I have a dataset that I'm trying to classify into 2 groups, A and B, using a random forest model. I know the true grouping and I'm trying to see how well I can model it using the other available variables. I've tried 2 different approaches that I thought would be equivalent, but which are actually giving me quite different results:

  1. Reading in the grouping as a (non-numeric) factor in R, growing a classification forest, and taking the proportion of trees that vote for group A as my prediction.
  2. Constructing an indicator variable for membership of group A, growing a regression forest, and taking the ensemble prediction as usual.

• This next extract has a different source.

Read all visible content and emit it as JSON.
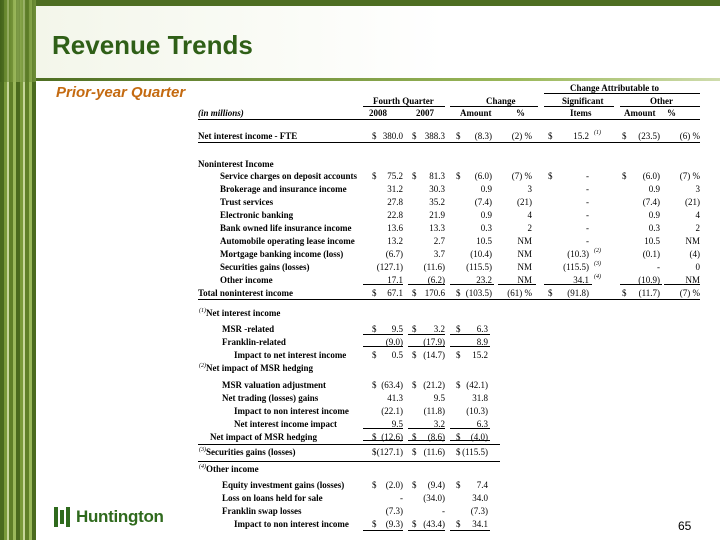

The split between the 2 groups is roughly 90-10 A vs. B. I'm growing 240 trees from ~200k observations of the same variables. I've left most of the settings at the defaults for the R randomForest package, but to keep the processing time down to a manageable level I've increased the node size to 200. The results are as follows:

  1. In the vast majority of cases, all 240 trees vote for A. The average predicted chance of any one observation being in A is about 99.9%. Worse still, not a single member of group B gets a majority of votes for group B!
  2. I get a wide range of predictions, with the mean prediction lying close to the observed mean of ~90%.

How can two apparently similar methods give such different results?

As for how I ended up trying this – I was initially trying to classify my dataset into a larger number of groups, of which B was one, but I noticed that B was being classified almost 100% incorrectly. The other groups are all much better behaved, even though most of them make up a far smaller proportion of my data.

Best Answer

Due to the class imbalance, you should have a look at the probabilities that your forests outputs (I'm not familiar with the random forest R package, but I think there is an option (type="prob") in the predict function that will give you a matrix of class probabilities.

I believe, the next thing to do with these probabilities is to derive a ROC curve and see if it performs better than the majority vote. In that case, it just means you should consider a 'soft' voting approach while optimising the threshold (based on the ROC curve) to determine the predicted class (which is straightforward in a binary case) instead of a 'majority' voting one.